A revised government rules on religion issued in February this year placed stricter controls on religious groups’ involvement in education while banning minors from religious sites. The report cited people familiar with the situation as saying that since the new rules came out, signboards saying “No minors” started to pop up at Catholic churches in Henan province while members of local self-governance groups began to monitor minors’ entry into masses.

The report cited multiple research institutes as estimating China had some 10 million Catholics, with about 10 percent being in Henan.

On a Sunday morning in late July, residents were gathering for mass at a church in the center of the city of Anyang, northern Henan. Beside the gate to the church stood middle-aged and elderly women all clad in the same red polo shirts. Whenever they found children with parents or teenage girls coming in, the women stopped them, saying, “No children inside,” the report said.

The women were said to be volunteers from among the church’s flock, acting on the order of authorities to watch for minors.

The report said similar volunteers were on watch at another church in the province.

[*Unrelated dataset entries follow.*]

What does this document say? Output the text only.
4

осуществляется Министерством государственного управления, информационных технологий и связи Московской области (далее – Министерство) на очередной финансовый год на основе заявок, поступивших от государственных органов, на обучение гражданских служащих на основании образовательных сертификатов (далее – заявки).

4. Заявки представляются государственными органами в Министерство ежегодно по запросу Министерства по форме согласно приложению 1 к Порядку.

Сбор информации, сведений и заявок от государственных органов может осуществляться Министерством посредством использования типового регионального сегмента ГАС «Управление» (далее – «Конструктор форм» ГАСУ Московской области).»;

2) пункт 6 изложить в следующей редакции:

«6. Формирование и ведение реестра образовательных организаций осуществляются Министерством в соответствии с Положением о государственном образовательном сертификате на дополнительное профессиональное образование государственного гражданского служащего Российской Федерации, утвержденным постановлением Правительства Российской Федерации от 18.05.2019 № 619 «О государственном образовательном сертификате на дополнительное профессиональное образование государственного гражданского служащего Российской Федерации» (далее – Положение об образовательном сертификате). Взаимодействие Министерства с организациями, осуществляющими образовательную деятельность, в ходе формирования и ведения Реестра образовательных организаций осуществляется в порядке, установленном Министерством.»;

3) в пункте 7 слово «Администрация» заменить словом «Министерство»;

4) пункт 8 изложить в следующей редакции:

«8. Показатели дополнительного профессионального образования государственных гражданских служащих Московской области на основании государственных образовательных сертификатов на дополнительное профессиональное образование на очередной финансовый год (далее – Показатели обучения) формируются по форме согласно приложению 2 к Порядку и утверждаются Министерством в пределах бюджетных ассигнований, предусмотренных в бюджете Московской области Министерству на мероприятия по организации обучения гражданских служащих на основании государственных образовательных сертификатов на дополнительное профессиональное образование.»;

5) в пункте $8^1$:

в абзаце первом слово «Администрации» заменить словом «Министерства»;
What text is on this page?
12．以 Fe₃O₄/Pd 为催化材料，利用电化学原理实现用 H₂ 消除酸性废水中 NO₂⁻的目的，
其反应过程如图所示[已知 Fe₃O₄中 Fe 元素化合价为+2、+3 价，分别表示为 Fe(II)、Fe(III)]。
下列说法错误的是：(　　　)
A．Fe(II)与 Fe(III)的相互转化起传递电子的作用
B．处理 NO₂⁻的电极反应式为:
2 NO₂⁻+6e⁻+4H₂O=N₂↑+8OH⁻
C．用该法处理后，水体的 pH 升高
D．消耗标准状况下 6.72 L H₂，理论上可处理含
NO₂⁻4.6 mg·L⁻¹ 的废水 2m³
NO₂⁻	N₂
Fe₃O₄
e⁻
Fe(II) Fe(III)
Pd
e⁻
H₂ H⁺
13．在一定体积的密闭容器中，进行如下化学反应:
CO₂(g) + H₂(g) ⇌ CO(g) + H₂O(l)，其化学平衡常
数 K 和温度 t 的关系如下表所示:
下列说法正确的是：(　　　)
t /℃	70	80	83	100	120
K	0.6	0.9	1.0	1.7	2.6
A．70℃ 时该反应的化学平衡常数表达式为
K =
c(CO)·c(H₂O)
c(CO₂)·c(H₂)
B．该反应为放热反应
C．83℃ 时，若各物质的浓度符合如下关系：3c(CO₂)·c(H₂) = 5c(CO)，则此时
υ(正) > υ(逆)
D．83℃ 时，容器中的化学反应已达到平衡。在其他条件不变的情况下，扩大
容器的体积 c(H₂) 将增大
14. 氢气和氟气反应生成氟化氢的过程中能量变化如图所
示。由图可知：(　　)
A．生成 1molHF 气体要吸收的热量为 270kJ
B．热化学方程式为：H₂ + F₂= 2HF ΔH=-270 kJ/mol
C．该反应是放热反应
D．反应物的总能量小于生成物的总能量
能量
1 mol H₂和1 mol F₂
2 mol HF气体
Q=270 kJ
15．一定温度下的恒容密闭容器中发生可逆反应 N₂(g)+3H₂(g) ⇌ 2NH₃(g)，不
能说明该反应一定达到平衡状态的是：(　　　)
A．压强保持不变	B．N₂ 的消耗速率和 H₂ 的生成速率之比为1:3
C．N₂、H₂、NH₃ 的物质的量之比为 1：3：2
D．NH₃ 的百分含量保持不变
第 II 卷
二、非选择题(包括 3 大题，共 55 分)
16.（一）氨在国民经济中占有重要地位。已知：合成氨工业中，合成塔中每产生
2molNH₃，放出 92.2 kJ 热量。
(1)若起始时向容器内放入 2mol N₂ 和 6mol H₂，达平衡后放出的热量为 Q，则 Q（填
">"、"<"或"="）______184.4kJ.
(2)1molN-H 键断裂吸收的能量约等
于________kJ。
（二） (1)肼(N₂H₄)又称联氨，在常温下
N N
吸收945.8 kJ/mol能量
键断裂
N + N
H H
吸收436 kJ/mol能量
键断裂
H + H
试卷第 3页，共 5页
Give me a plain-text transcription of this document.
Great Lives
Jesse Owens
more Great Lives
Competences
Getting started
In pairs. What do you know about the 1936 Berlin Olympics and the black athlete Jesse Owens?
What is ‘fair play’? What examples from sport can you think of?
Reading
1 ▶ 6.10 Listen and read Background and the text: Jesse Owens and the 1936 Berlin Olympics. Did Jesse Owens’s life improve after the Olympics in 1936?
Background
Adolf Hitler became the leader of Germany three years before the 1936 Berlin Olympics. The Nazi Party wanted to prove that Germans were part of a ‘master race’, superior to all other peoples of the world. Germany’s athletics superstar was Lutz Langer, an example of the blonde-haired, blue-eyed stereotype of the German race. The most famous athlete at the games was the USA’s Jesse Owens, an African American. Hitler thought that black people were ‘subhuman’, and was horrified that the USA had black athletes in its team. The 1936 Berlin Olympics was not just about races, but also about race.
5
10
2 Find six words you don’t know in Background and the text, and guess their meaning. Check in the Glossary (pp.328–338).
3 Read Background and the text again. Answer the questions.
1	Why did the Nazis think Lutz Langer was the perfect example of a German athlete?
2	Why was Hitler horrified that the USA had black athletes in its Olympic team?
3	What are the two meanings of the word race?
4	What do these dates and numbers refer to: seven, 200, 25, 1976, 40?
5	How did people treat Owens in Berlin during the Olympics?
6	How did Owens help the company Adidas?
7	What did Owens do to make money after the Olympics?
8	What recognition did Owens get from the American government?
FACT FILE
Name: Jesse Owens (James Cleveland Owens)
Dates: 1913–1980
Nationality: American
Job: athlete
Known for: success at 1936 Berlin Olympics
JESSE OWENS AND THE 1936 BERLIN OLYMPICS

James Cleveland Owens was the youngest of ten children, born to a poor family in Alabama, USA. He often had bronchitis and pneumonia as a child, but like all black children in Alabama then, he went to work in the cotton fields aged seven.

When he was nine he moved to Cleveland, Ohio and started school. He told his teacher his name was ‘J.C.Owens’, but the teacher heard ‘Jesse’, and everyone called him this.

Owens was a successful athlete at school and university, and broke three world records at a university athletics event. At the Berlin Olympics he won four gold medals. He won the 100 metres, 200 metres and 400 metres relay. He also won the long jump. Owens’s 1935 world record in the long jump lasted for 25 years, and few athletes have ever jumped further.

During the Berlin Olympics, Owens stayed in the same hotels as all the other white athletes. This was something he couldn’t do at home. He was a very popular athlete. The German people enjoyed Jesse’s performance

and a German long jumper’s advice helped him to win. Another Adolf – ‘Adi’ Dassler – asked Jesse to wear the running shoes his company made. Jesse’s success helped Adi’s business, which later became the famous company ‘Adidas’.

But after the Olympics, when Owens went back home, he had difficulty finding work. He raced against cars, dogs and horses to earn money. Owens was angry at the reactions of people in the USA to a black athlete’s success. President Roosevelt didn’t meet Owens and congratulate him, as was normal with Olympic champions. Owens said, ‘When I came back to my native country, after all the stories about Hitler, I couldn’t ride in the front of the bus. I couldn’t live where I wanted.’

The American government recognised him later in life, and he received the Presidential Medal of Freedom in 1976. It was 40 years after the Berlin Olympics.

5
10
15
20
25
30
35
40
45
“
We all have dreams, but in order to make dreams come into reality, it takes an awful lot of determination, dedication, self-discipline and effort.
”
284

It cited followers as saying that after mass they had seen signboards saying “No entry for minors” shortly after the new rule was introduced.

The report cited a number of priests as saying instructions had been issued to churches this past spring to refuse entry to those under 18. An instruction leaked online was started to read, “This issue is an untouchable high-voltage line, and (the instruction) must be thoroughly followed.”

In the Tibet Autonomous Region, minors were instructed earlier this year not to engage in religious acts during summer vacation in an extension of a policy already in force during school days.

Earlier, in Jun 2016, senior officials of Xinjiang Uyghur Autonomous Region, home to Uyghur Muslims, revealed that they had banned acts of religious faith by minors, the report said.

The report said all schools had launched teaching sessions telling children not to go close to religious places.

It noted that in 2016, President Xi Jinping had told an important meeting on religious policies that policies on religion had “special importance” for national unity. This apparently referred to the predominance of the Islamic faith in of Xinjiang and Buddhism in Tibet, both of which had seen major protests against Chinese rule. With regard to the Catholic Church, the country’s large crowds of underground worshippers owe their allegiance to the Vatican, not the party controlled Chinese Patriotic Catholic Association.